News that President Donald Trump was considering a Jones Act waiver for LNG carriers headed to certain US ports was not met with enthusiasm from shipping industry lobbying groups.

"We're concerned that it's wasting the White House's time," said Fair Kim, policy director at the Washington DC-based American Maritime Congress.

"We in the industry, we read this and we kind of roll our eyes. We know we have our advocates in Congress because they understand the issues and they understand the disastrous consequences if that law is repealed."

On Tuesday, Bloomberg reported Trump is "seriously considering" and "leaning toward" waiving the requirement that ships in US domestic trade comply with the Jones Act. The law requires them to be built at a domestic yard and fly the US flag, as well as owned and crewed by Americans.

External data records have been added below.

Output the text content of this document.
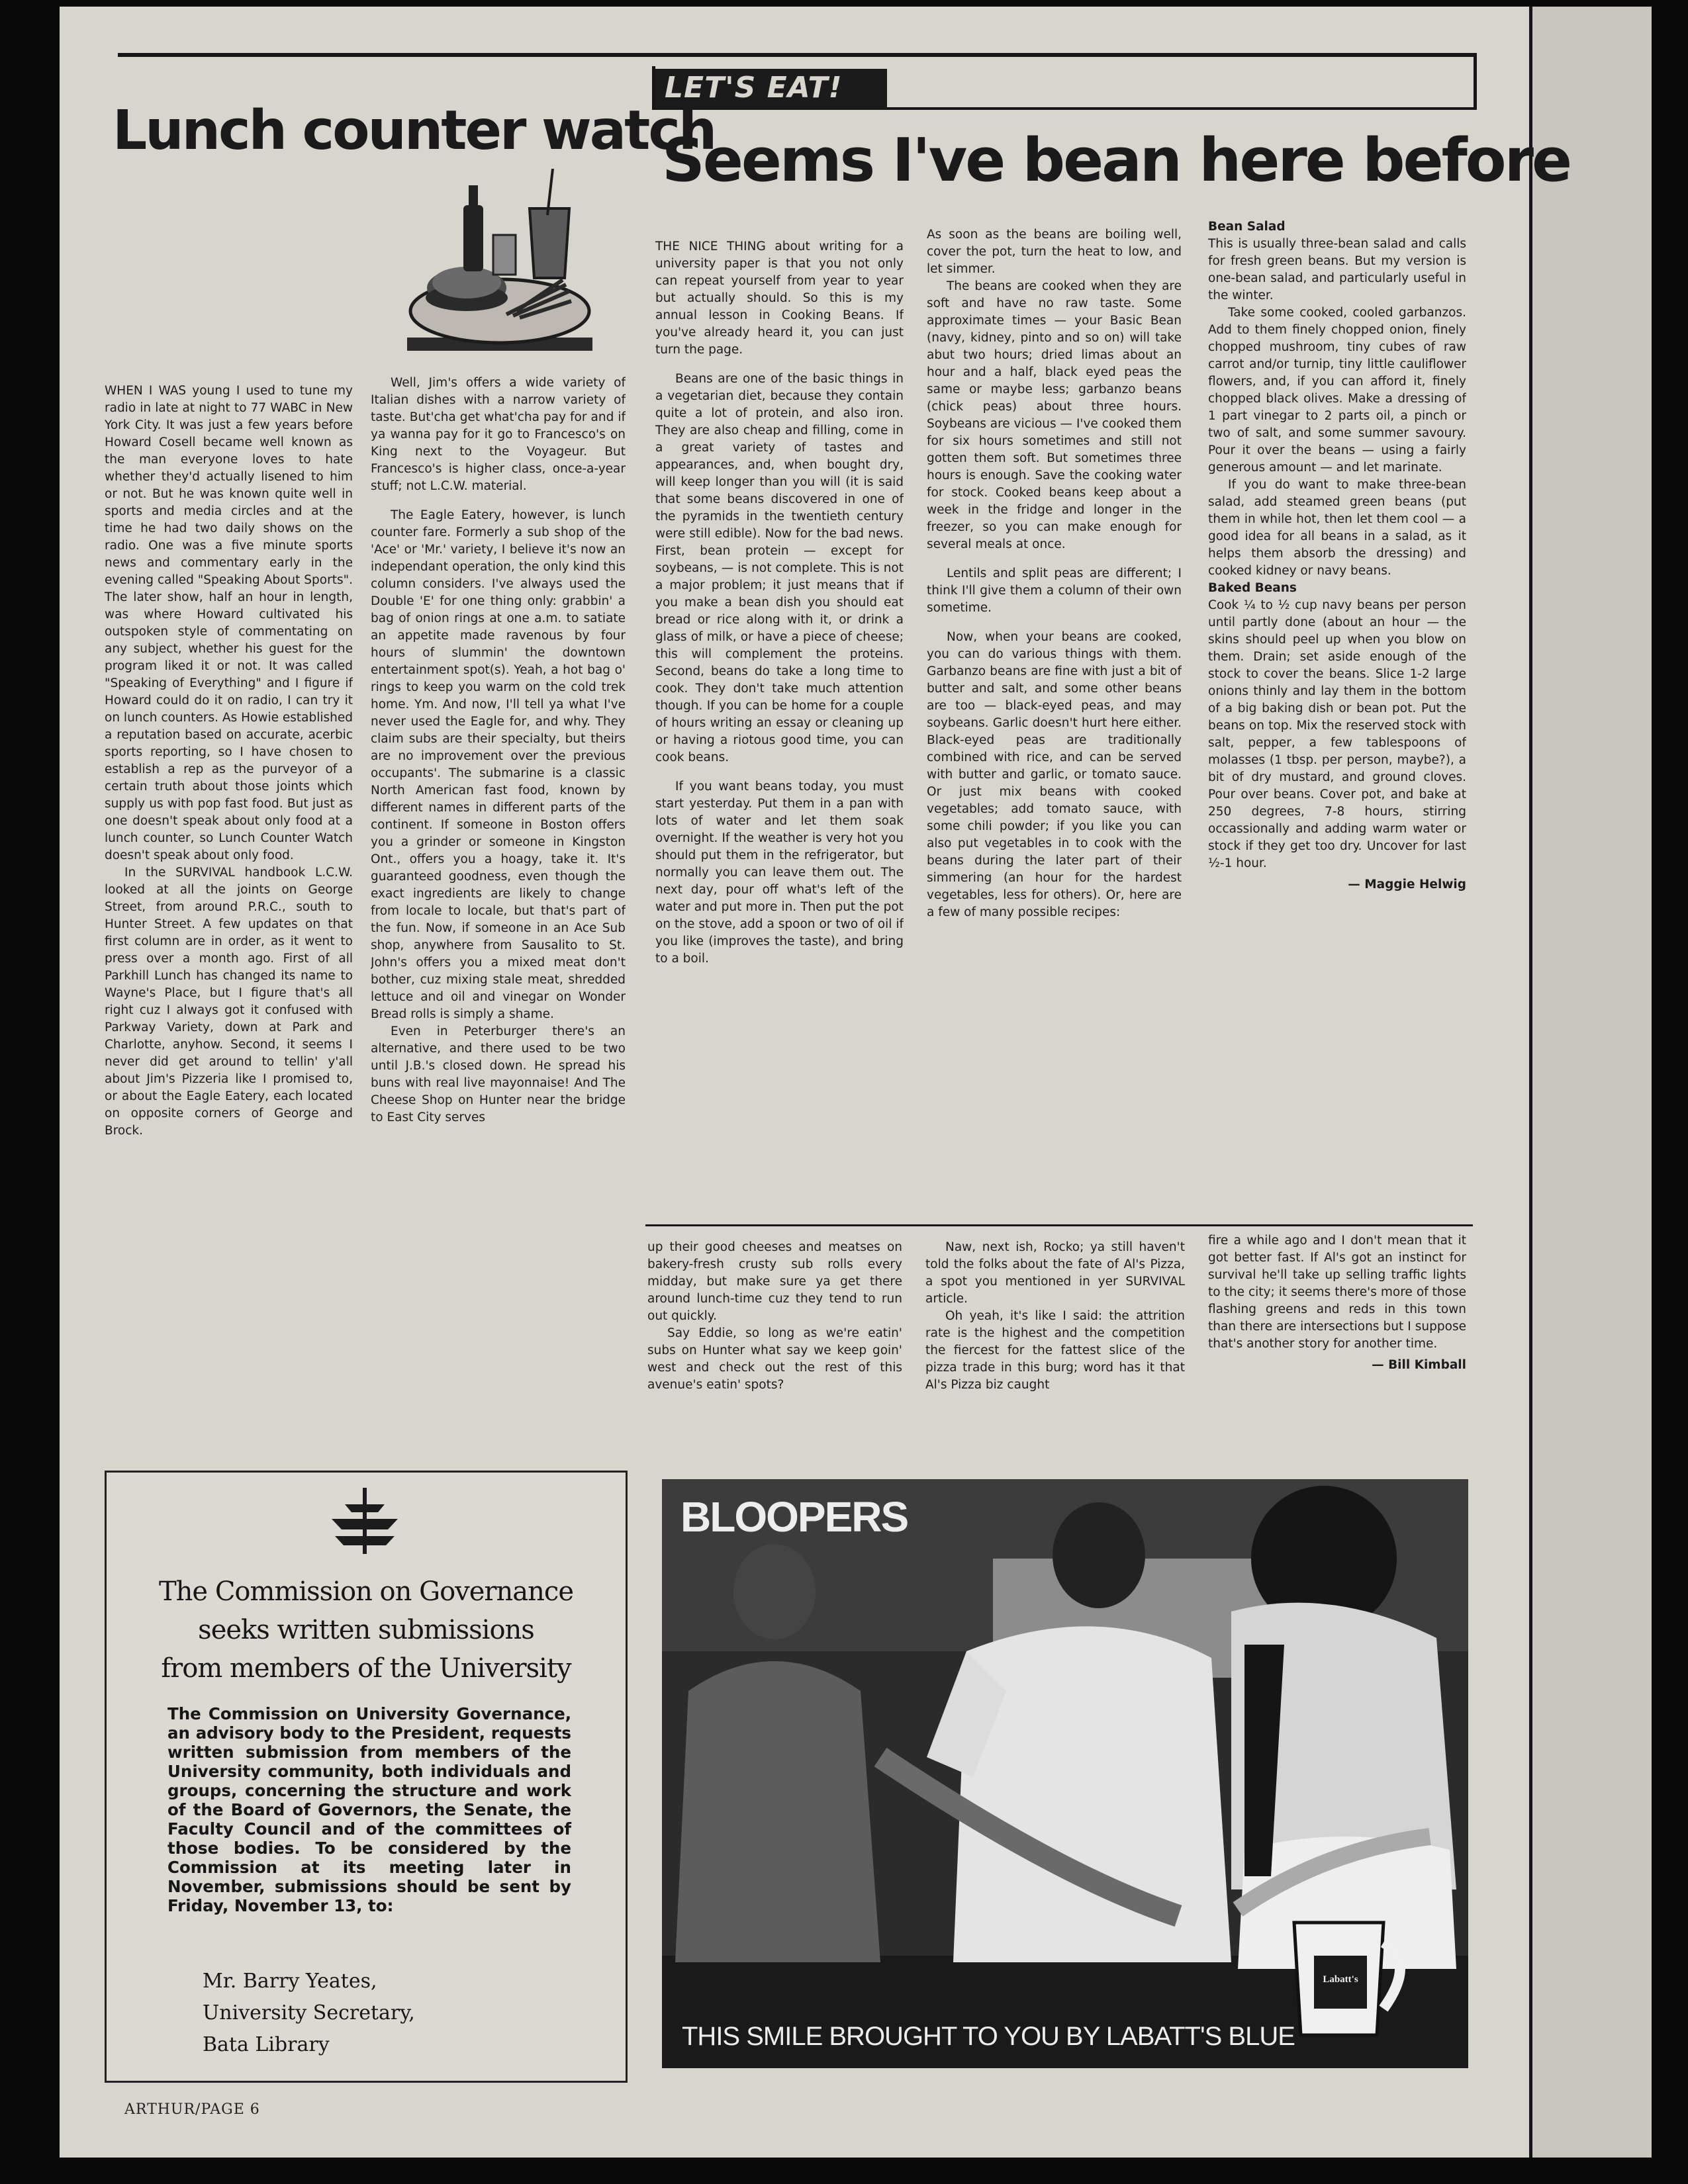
LET'S EAT!
Lunch counter watch
Seems I've bean here before

WHEN I WAS young I used to tune my radio in late at night to 77 WABC in New York City. It was just a few years before Howard Cosell became well known as the man everyone loves to hate whether they'd actually lisened to him or not. But he was known quite well in sports and media circles and at the time he had two daily shows on the radio. One was a five minute sports news and commentary early in the evening called "Speaking About Sports". The later show, half an hour in length, was where Howard cultivated his outspoken style of commentating on any subject, whether his guest for the program liked it or not. It was called "Speaking of Everything" and I figure if Howard could do it on radio, I can try it on lunch counters. As Howie established a reputation based on accurate, acerbic sports reporting, so I have chosen to establish a rep as the purveyor of a certain truth about those joints which supply us with pop fast food. But just as one doesn't speak about only food at a lunch counter, so Lunch Counter Watch doesn't speak about only food.

In the SURVIVAL handbook L.C.W. looked at all the joints on George Street, from around P.R.C., south to Hunter Street. A few updates on that first column are in order, as it went to press over a month ago. First of all Parkhill Lunch has changed its name to Wayne's Place, but I figure that's all right cuz I always got it confused with Parkway Variety, down at Park and Charlotte, anyhow. Second, it seems I never did get around to tellin' y'all about Jim's Pizzeria like I promised to, or about the Eagle Eatery, each located on opposite corners of George and Brock.

Well, Jim's offers a wide variety of Italian dishes with a narrow variety of taste. But'cha get what'cha pay for and if ya wanna pay for it go to Francesco's on King next to the Voyageur. But Francesco's is higher class, once-a-year stuff; not L.C.W. material.

The Eagle Eatery, however, is lunch counter fare. Formerly a sub shop of the 'Ace' or 'Mr.' variety, I believe it's now an independant operation, the only kind this column considers. I've always used the Double 'E' for one thing only: grabbin' a bag of onion rings at one a.m. to satiate an appetite made ravenous by four hours of slummin' the downtown entertainment spot(s). Yeah, a hot bag o' rings to keep you warm on the cold trek home. Ym. And now, I'll tell ya what I've never used the Eagle for, and why. They claim subs are their specialty, but theirs are no improvement over the previous occupants'. The submarine is a classic North American fast food, known by different names in different parts of the continent. If someone in Boston offers you a grinder or someone in Kingston Ont., offers you a hoagy, take it. It's guaranteed goodness, even though the exact ingredients are likely to change from locale to locale, but that's part of the fun. Now, if someone in an Ace Sub shop, anywhere from Sausalito to St. John's offers you a mixed meat don't bother, cuz mixing stale meat, shredded lettuce and oil and vinegar on Wonder Bread rolls is simply a shame.

Even in Peterburger there's an alternative, and there used to be two until J.B.'s closed down. He spread his buns with real live mayonnaise! And The Cheese Shop on Hunter near the bridge to East City serves

up their good cheeses and meatses on bakery-fresh crusty sub rolls every midday, but make sure ya get there around lunch-time cuz they tend to run out quickly.

Say Eddie, so long as we're eatin' subs on Hunter what say we keep goin' west and check out the rest of this avenue's eatin' spots?

Naw, next ish, Rocko; ya still haven't told the folks about the fate of Al's Pizza, a spot you mentioned in yer SURVIVAL article.

Oh yeah, it's like I said: the attrition rate is the highest and the competition the fiercest for the fattest slice of the pizza trade in this burg; word has it that Al's Pizza biz caught

fire a while ago and I don't mean that it got better fast. If Al's got an instinct for survival he'll take up selling traffic lights to the city; it seems there's more of those flashing greens and reds in this town than there are intersections but I suppose that's another story for another time.

— Bill Kimball

THE NICE THING about writing for a university paper is that you not only can repeat yourself from year to year but actually should. So this is my annual lesson in Cooking Beans. If you've already heard it, you can just turn the page.

Beans are one of the basic things in a vegetarian diet, because they contain quite a lot of protein, and also iron. They are also cheap and filling, come in a great variety of tastes and appearances, and, when bought dry, will keep longer than you will (it is said that some beans discovered in one of the pyramids in the twentieth century were still edible). Now for the bad news. First, bean protein — except for soybeans, — is not complete. This is not a major problem; it just means that if you make a bean dish you should eat bread or rice along with it, or drink a glass of milk, or have a piece of cheese; this will complement the proteins. Second, beans do take a long time to cook. They don't take much attention though. If you can be home for a couple of hours writing an essay or cleaning up or having a riotous good time, you can cook beans.

If you want beans today, you must start yesterday. Put them in a pan with lots of water and let them soak overnight. If the weather is very hot you should put them in the refrigerator, but normally you can leave them out. The next day, pour off what's left of the water and put more in. Then put the pot on the stove, add a spoon or two of oil if you like (improves the taste), and bring to a boil.

As soon as the beans are boiling well, cover the pot, turn the heat to low, and let simmer.

The beans are cooked when they are soft and have no raw taste. Some approximate times — your Basic Bean (navy, kidney, pinto and so on) will take abut two hours; dried limas about an hour and a half, black eyed peas the same or maybe less; garbanzo beans (chick peas) about three hours. Soybeans are vicious — I've cooked them for six hours sometimes and still not gotten them soft. But sometimes three hours is enough. Save the cooking water for stock. Cooked beans keep about a week in the fridge and longer in the freezer, so you can make enough for several meals at once.

Lentils and split peas are different; I think I'll give them a column of their own sometime.

Now, when your beans are cooked, you can do various things with them. Garbanzo beans are fine with just a bit of butter and salt, and some other beans are too — black-eyed peas, and may soybeans. Garlic doesn't hurt here either. Black-eyed peas are traditionally combined with rice, and can be served with butter and garlic, or tomato sauce. Or just mix beans with cooked vegetables; add tomato sauce, with some chili powder; if you like you can also put vegetables in to cook with the beans during the later part of their simmering (an hour for the hardest vegetables, less for others). Or, here are a few of many possible recipes:

Bean Salad

This is usually three-bean salad and calls for fresh green beans. But my version is one-bean salad, and particularly useful in the winter.

Take some cooked, cooled garbanzos. Add to them finely chopped onion, finely chopped mushroom, tiny cubes of raw carrot and/or turnip, tiny little cauliflower flowers, and, if you can afford it, finely chopped black olives. Make a dressing of 1 part vinegar to 2 parts oil, a pinch or two of salt, and some summer savoury. Pour it over the beans — using a fairly generous amount — and let marinate.

If you do want to make three-bean salad, add steamed green beans (put them in while hot, then let them cool — a good idea for all beans in a salad, as it helps them absorb the dressing) and cooked kidney or navy beans.

Baked Beans

Cook ¼ to ½ cup navy beans per person until partly done (about an hour — the skins should peel up when you blow on them. Drain; set aside enough of the stock to cover the beans. Slice 1-2 large onions thinly and lay them in the bottom of a big baking dish or bean pot. Put the beans on top. Mix the reserved stock with salt, pepper, a few tablespoons of molasses (1 tbsp. per person, maybe?), a bit of dry mustard, and ground cloves. Pour over beans. Cover pot, and bake at 250 degrees, 7-8 hours, stirring occassionally and adding warm water or stock if they get too dry. Uncover for last ½-1 hour.

— Maggie Helwig

The Commission on Governance
seeks written submissions
from members of the University
The Commission on University Governance, an advisory body to the President, requests written submission from members of the University community, both individuals and groups, concerning the structure and work of the Board of Governors, the Senate, the Faculty Council and of the committees of those bodies. To be considered by the Commission at its meeting later in November, submissions should be sent by Friday, November 13, to:
Mr. Barry Yeates,
University Secretary,
Bata Library
BLOOPERS
THIS SMILE BROUGHT TO YOU BY LABATT'S BLUE
Labatt's
ARTHUR/PAGE 6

The waiver is supported by Puerto Rico, the oil industry and National Economic Council Director Larry Kudlow. US Trade Advisor Peter Navarro and Transportation Secretary Elaine Chao — whose family owns New York's Foremost Group — reportedly oppose it.

Puerto Rico has been seeking a decade-long Jones Act waiver since December, as the unincorporated US territory looks to natural gas to meet its power needs as it rebuilds after Hurricane Marine devastated the island in 2017.

The northeast, meanwhile, lacks pipelines to deliver natural gas and new construction is controversial. The region has some of the highest energy prices nationally with residential electricity topping $0.20 per kilowatt hour in Connecticut and Massachusett,s and prices well above the $0.12 national average in New York and New Jersey, according to Energy Information Administration (EIA) statistics.

In January, an LNG carrier brought Russian-sourced gas to an import terminal in Boston.

Proponents of the Jones Act argue it is essential to supporting US jobs and national security, while opponents say it makes waterborne transportation prohibitively expensive.

Kim likens waivers to the US allowing foreign truckers on highways without domestic credentials.

"What if I told you, you're riding down I-95 and you're driving a Brazilian-made truck that's built under standards of a foreign country, that's licensed in terms of safety requirements in Mexico, a driver that's Azerbaijani, that has a drivers licence from Azerbaijan ... that's carrying a petroleum product," he said. "Would anyone have an issue with that situation? It's absurd."

The American Maritime Partnership, a group of Jones Act shipowners, accused Trump of favouring "foreign shipping interests over American workers."

"American maritime is the quintessential 'America First' industry and we are confident President Donald Trump, who has championed and supported our American shipyards, mariners and industrial base, would not start us down a path now that would cripple our national security," the partnership's chairman, Matt Woodruff, said in a statement.